Como tantos virtuosos, também
Evgeny Kissin dá mostras de proceder de acordo com os ditames da Terapia
Racional Emotiva e Comportamental desenvolvida por Albert Ellis. Desta feita, ao
que parece, escrevendo um livro de modo a prolongar a sua curta tolerância à
frustração: “Dei ao longo da minha vida variadíssimas entrevistas; e nessas
entrevistas foram-me com frequência colocadas as mesmas questões. Esta é uma
tentativa de lhes dar resposta”, confessa ele, em “Memoirs and Reflections”
(W&N, 2017). Que não apenas no prefácio, mantém-se algo prosaico, o tom da
autobiografia, para não dizer presumido. Não obstante, e como não poderia
deixar de ser, revela a espaços uma enorme perspicácia e permite apreciar mais
aprofundadamente o percurso deste menino-prodígio, pianista desde os dois anos
de idade. Aliás, por vezes, e de forma igualmente inevitável, a impressão que
fica é que o impulso autobiográfico atua tanto em zonas sensíveis da infância
quanto da maturidade – ou seja, que serve para suprir carências.
Mas, aos 46
anos, Kissin apresenta-se ao mundo como um homem resolvido: recém-casado, de
regresso à Deutsche Grammophon (um quarto de século depois, precisamente como
quem faz as pazes com o período mais impressionável do seu passado) e
reconciliado com Beethoven (“Nunca senti que Beethoven me fosse menos próximo
do que Chopin, mas precisei de muito tempo para tocar a sua música a um nível,
digamos, adequado, de maneira a soltar-me nela enquanto intérprete”, diz).

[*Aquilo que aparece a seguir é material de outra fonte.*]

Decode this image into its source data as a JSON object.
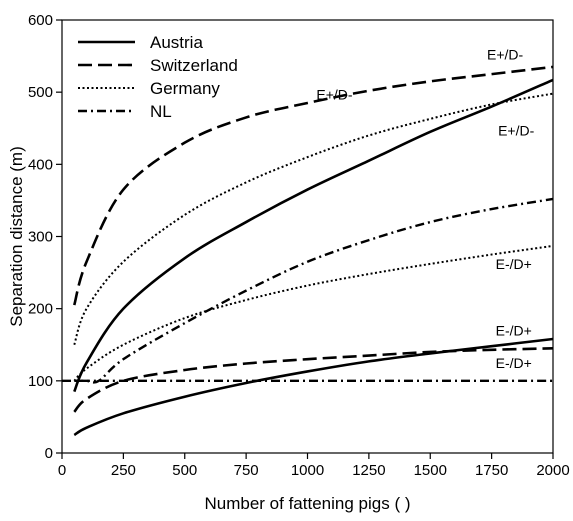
{
  "chart_data": {
    "type": "line",
    "xlabel": "Number of fattening pigs  ( )",
    "ylabel": "Separation distance (m)",
    "xlim": [
      0,
      2000
    ],
    "ylim": [
      0,
      600
    ],
    "xticks": [
      0,
      250,
      500,
      750,
      1000,
      1250,
      1500,
      1750,
      2000
    ],
    "yticks": [
      0,
      100,
      200,
      300,
      400,
      500,
      600
    ],
    "grid": false,
    "legend": "top-left",
    "legend_entries": [
      "Austria",
      "Switzerland",
      "Germany",
      "NL"
    ],
    "series": [
      {
        "name": "Austria",
        "style": "solid",
        "scenario": "E+/D-",
        "x": [
          50,
          100,
          250,
          500,
          750,
          1000,
          1250,
          1500,
          1750,
          2000
        ],
        "y": [
          85,
          125,
          200,
          270,
          320,
          365,
          405,
          445,
          480,
          517
        ]
      },
      {
        "name": "Austria",
        "style": "solid",
        "scenario": "E-/D+",
        "x": [
          50,
          100,
          250,
          500,
          750,
          1000,
          1250,
          1500,
          1750,
          2000
        ],
        "y": [
          25,
          35,
          55,
          78,
          97,
          113,
          127,
          138,
          148,
          158
        ]
      },
      {
        "name": "Switzerland",
        "style": "dashed",
        "scenario": "E+/D-",
        "x": [
          50,
          100,
          250,
          500,
          750,
          1000,
          1250,
          1500,
          1750,
          2000
        ],
        "y": [
          205,
          265,
          365,
          430,
          465,
          485,
          502,
          515,
          525,
          535
        ]
      },
      {
        "name": "Switzerland",
        "style": "dashed",
        "scenario": "E-/D+",
        "x": [
          50,
          100,
          250,
          500,
          750,
          1000,
          1250,
          1500,
          1750,
          2000
        ],
        "y": [
          57,
          75,
          100,
          115,
          124,
          130,
          135,
          140,
          143,
          145
        ]
      },
      {
        "name": "Germany",
        "style": "dotted",
        "scenario": "E+/D-",
        "x": [
          50,
          100,
          250,
          500,
          750,
          1000,
          1250,
          1500,
          1750,
          2000
        ],
        "y": [
          150,
          200,
          265,
          330,
          375,
          410,
          440,
          463,
          483,
          498
        ]
      },
      {
        "name": "Germany",
        "style": "dotted",
        "scenario": "E-/D+",
        "x": [
          50,
          100,
          250,
          500,
          750,
          1000,
          1250,
          1500,
          1750,
          2000
        ],
        "y": [
          100,
          117,
          150,
          187,
          212,
          232,
          248,
          262,
          275,
          287
        ]
      },
      {
        "name": "NL",
        "style": "dashdot",
        "scenario": "E+/D-",
        "x": [
          50,
          100,
          150,
          250,
          500,
          750,
          1000,
          1250,
          1500,
          1750,
          2000
        ],
        "y": [
          100,
          100,
          100,
          130,
          180,
          225,
          265,
          295,
          320,
          338,
          352
        ]
      },
      {
        "name": "NL",
        "style": "dashdot",
        "scenario": "E-/D+",
        "x": [
          0,
          150,
          500,
          750,
          1000,
          1250,
          1500,
          1750,
          2000
        ],
        "y": [
          100,
          100,
          100,
          100,
          100,
          100,
          100,
          100,
          100
        ]
      }
    ],
    "annotations": [
      {
        "text": "E+/D-",
        "x": 1805,
        "y": 545
      },
      {
        "text": "E+/D-",
        "x": 1110,
        "y": 490
      },
      {
        "text": "E+/D-",
        "x": 1850,
        "y": 440
      },
      {
        "text": "E-/D+",
        "x": 1840,
        "y": 255
      },
      {
        "text": "E-/D+",
        "x": 1840,
        "y": 163
      },
      {
        "text": "E-/D+",
        "x": 1840,
        "y": 118
      }
    ]
  }
}
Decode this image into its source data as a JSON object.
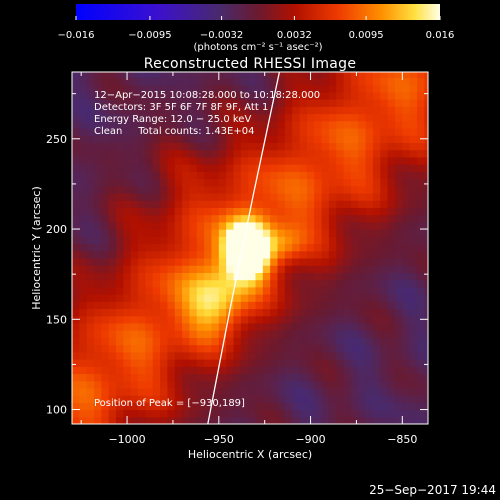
{
  "chart_data": {
    "type": "heatmap",
    "title": "Reconstructed RHESSI Image",
    "xlabel": "Heliocentric X (arcsec)",
    "ylabel": "Heliocentric Y (arcsec)",
    "xlim": [
      -1030,
      -836
    ],
    "ylim": [
      92,
      287
    ],
    "x_ticks": [
      -1000,
      -950,
      -900,
      -850
    ],
    "x_tick_labels": [
      "−1000",
      "−950",
      "−900",
      "−850"
    ],
    "y_ticks": [
      100,
      150,
      200,
      250
    ],
    "y_tick_labels": [
      "100",
      "150",
      "200",
      "250"
    ],
    "colorbar": {
      "min": -0.016,
      "max": 0.016,
      "ticks": [
        -0.016,
        -0.0095,
        -0.0032,
        0.0032,
        0.0095,
        0.016
      ],
      "tick_labels": [
        "−0.016",
        "−0.0095",
        "−0.0032",
        "0.0032",
        "0.0095",
        "0.016"
      ],
      "unit_label": "(photons cm⁻² s⁻¹ asec⁻²)"
    },
    "info_lines": [
      "12−Apr−2015 10:08:28.000 to 10:18:28.000",
      "Detectors: 3F 5F 6F 7F 8F 9F, Att 1",
      "Energy Range: 12.0 − 25.0 keV",
      "Clean     Total counts: 1.43E+04"
    ],
    "peak_label": "Position of Peak = [−930,189]",
    "peak": {
      "x": -930,
      "y": 189
    },
    "sources": [
      {
        "x": -934,
        "y": 189,
        "amp": 0.0175,
        "sx": 9,
        "sy": 11
      },
      {
        "x": -950,
        "y": 160,
        "amp": 0.008,
        "sx": 12,
        "sy": 14
      },
      {
        "x": -913,
        "y": 192,
        "amp": 0.004,
        "sx": 7,
        "sy": 7
      },
      {
        "x": -970,
        "y": 225,
        "amp": 0.002,
        "sx": 25,
        "sy": 25
      }
    ],
    "limb": [
      {
        "x": -917,
        "y": 287
      },
      {
        "x": -931,
        "y": 220
      },
      {
        "x": -943,
        "y": 160
      },
      {
        "x": -956,
        "y": 92
      }
    ]
  },
  "footer": {
    "timestamp": "25−Sep−2017 19:44"
  },
  "colors": {
    "background": "#000000",
    "foreground": "#ffffff",
    "colormap": [
      "#0000ff",
      "#5a00c8",
      "#5a2a6e",
      "#9a1010",
      "#e02000",
      "#ff6000",
      "#ffb000",
      "#ffff50",
      "#ffffe0"
    ]
  }
}
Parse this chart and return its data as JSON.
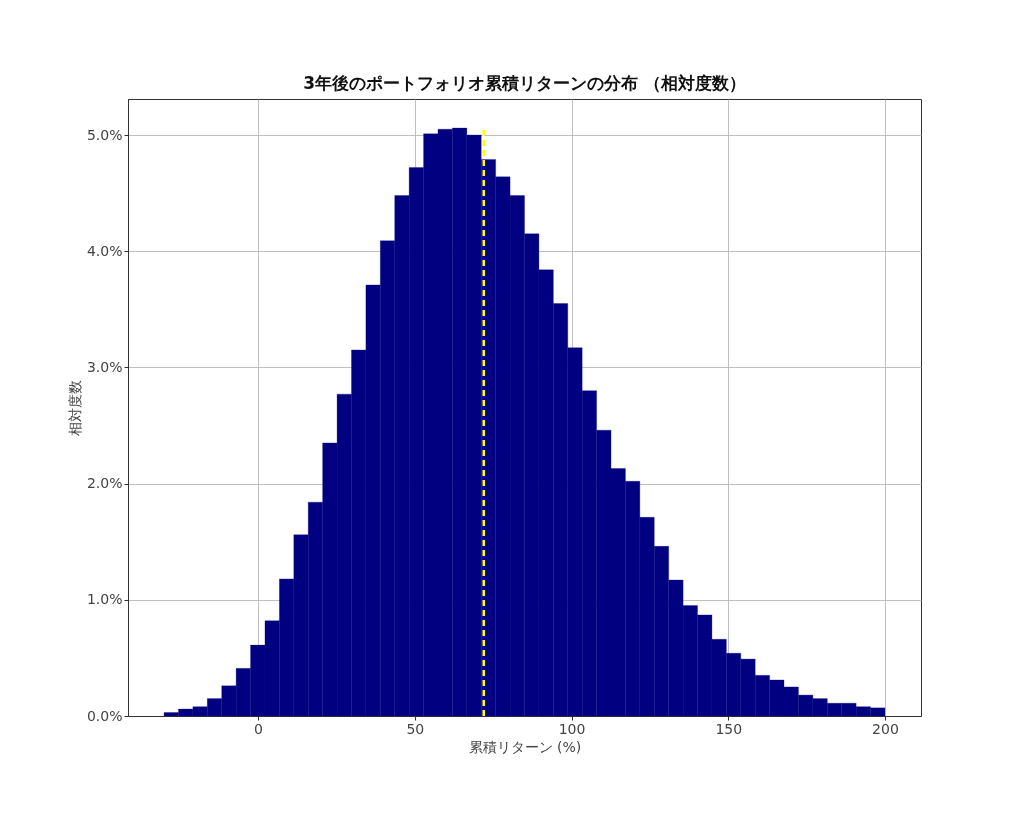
{
  "chart_data": {
    "type": "histogram",
    "title": "3年後のポートフォリオ累積リターンの分布 （相対度数）",
    "xlabel": "累積リターン (%)",
    "ylabel": "相対度数",
    "bins": [
      -30,
      -25.4,
      -20.8,
      -16.2,
      -11.6,
      -7,
      -2.4,
      2.2,
      6.8,
      11.4,
      16,
      20.6,
      25.2,
      29.8,
      34.4,
      39,
      43.6,
      48.2,
      52.8,
      57.4,
      62,
      66.6,
      71.2,
      75.8,
      80.4,
      85,
      89.6,
      94.2,
      98.8,
      103.4,
      108,
      112.6,
      117.2,
      121.8,
      126.4,
      131,
      135.6,
      140.2,
      144.8,
      149.4,
      154,
      158.6,
      163.2,
      167.8,
      172.4,
      177,
      181.6,
      186.2,
      190.8,
      195.4,
      200
    ],
    "values": [
      0.03,
      0.06,
      0.08,
      0.15,
      0.26,
      0.41,
      0.61,
      0.82,
      1.18,
      1.56,
      1.84,
      2.35,
      2.77,
      3.15,
      3.71,
      4.09,
      4.48,
      4.72,
      5.01,
      5.05,
      5.06,
      5.0,
      4.79,
      4.64,
      4.48,
      4.15,
      3.84,
      3.55,
      3.17,
      2.8,
      2.46,
      2.13,
      2.02,
      1.71,
      1.46,
      1.17,
      0.95,
      0.87,
      0.66,
      0.54,
      0.49,
      0.35,
      0.31,
      0.25,
      0.18,
      0.15,
      0.11,
      0.11,
      0.08,
      0.07
    ],
    "color": "#000080",
    "xlim": [
      -41.5,
      211.5
    ],
    "xticks": [
      0,
      50,
      100,
      150,
      200
    ],
    "ylim": [
      0,
      5.31
    ],
    "yticks": [
      {
        "value": 0,
        "label": "0.0%"
      },
      {
        "value": 1,
        "label": "1.0%"
      },
      {
        "value": 2,
        "label": "2.0%"
      },
      {
        "value": 3,
        "label": "3.0%"
      },
      {
        "value": 4,
        "label": "4.0%"
      },
      {
        "value": 5,
        "label": "5.0%"
      }
    ],
    "grid": true,
    "ref_lines": [
      {
        "axis": "x",
        "value": 72,
        "color": "#ffff00",
        "line_style": "dashed"
      }
    ]
  }
}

Agora, calcula-se que esta edição sirva para celebrar a união entre afinidade e
habilidade. Nem sempre nas melhores condições técnicas, entre 2006 e 2016, são gravações
feitas em recitais delineados à medida da disponibilidade metafísica das elites
de Seul, Nova Iorque, Viena ou Verbier: da Sonata Nº 3, com um imaginativo Adágio
em que se compensa uma incogitável falta de poesia, à Nº 14 (“Ao luar”,
atmosférica e evocativa); da Nº 23 (“Appassionata”, eruptiva e eloquente) à Nº
26 (uma caprichosa “Les adieux”) e à Nº 32 (em partes iguais aliciante e
alienante). Mas é em “32 Variações em Dó menor”, curiosamente, que Kissin se
redime em definitivo, pondo fim à repressão do melhor Beethoven que havia em si.